Members of the ultra-Orthodox sect Lev Tahor, known as the "Jewish Taliban" for their dress, are slowly leaving Canada for Guatemala, effectively ending the group’s tumultuous situation in Quebec and Ontario.
All phone numbers for Lev Tahor leaders have been disconnected, according to BlackburnNews.com. The landlord at the location in southwestern Ontario to where sect members fled last fall from Quebec also told the news agency that several families left in the middle of the night, giving no clue as to their destination.
All indications point to Lev Tahor members settling in Guatemala, where several families fled earlier this year ahead of an Ontario court order to return some children to foster care in adjacent Quebec.
“Guatemala is a country that has received them,” Lev Tahor’s lawyer, Guidy Mamann, told BlackburnNews.com. “They seem to be okay there. It doesn’t have the comforts of Canada, but then again Canada is not offering any permanent solution for these people anyway.”
Mamann told the National Post newspaper that “several” Lev Tahor families have left Ontario for Guatemala. He said Guatemala was a last-minute choice, but a similar ultra-Orthodox sect called Toiras Jesed has also been putting down roots in the village of San Juan la Laguna, located in a lakeside region about 50 miles west of the capital, Guatemala City.
“The villagers in San Juan la Laguna did not know what to make of it when the devout newcomers appeared, the men in long black coats, the women and girls in dark chadors despite the tropical heat,” the Post reported.
Some 250 community members settled in Chatham, Ont., about two hours from Toronto, last November after fleeing Quebec, where child protection officials had alleged children were subject to physical abuse, underage marriage and neglect.
The investigation continued in Ontario where a judge ordered 13 children be returned to Quebec and placed in foster care. Before an appeal could be heard, those members fled Canada, with some making it to Guatemala, where they remain.

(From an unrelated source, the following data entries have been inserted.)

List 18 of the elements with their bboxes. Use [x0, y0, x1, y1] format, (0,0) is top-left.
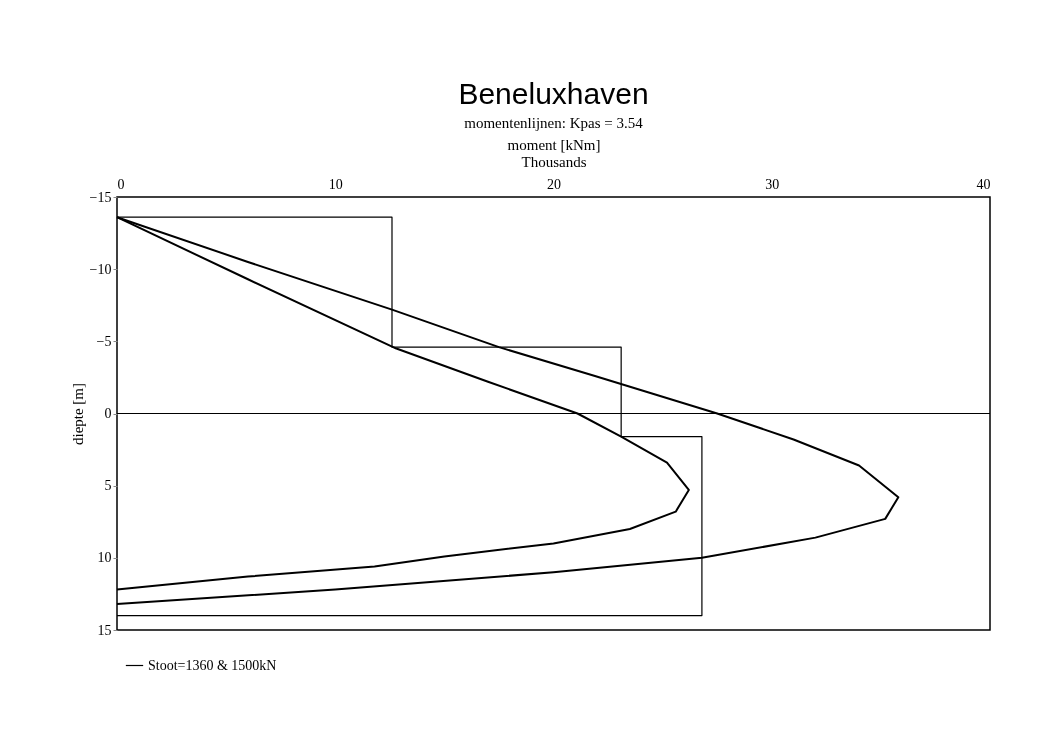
chart-subtitle: momentenlijnen: Kpas = 3.54	[464, 115, 644, 131]
y-tick-label: −10	[89, 261, 112, 277]
x-tick-label: 40	[976, 176, 991, 192]
chart-title: Beneluxhaven	[458, 77, 649, 110]
x-tick-label: 30	[765, 176, 780, 192]
y-tick-label: −15	[89, 189, 112, 205]
x-tick-label: 10	[328, 176, 343, 192]
text: Thousands	[521, 153, 587, 170]
y-axis-title: diepte [m]	[69, 382, 86, 446]
y-tick-label: 15	[97, 622, 112, 638]
x-axis-title: moment [kNm]	[507, 136, 601, 153]
x-tick-label: 20	[547, 176, 561, 192]
y-tick-label: 10	[97, 550, 112, 566]
y-tick-label: −5	[96, 333, 112, 349]
y-tick-label: 0	[104, 406, 112, 421]
x-tick-label: 0	[117, 176, 125, 192]
legend-label: Stoot=1360 & 1500kN	[148, 657, 277, 673]
y-tick-label: 5	[104, 478, 112, 494]
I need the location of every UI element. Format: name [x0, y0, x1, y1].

A judge in Guatemala ruled that Lev Tahor had committed no crimes in the country and could stay. Sect members had arrived on 90-day tourist visas, which are renewable.
A spokeswoman for Chatham-Kent Children’s Services said there is little her agency can do once families leave the province. “We are aware of the families in Guatemala and have had discussions with Canadian Foreign Affairs as [we have] no jurisdiction outside of Ontario.”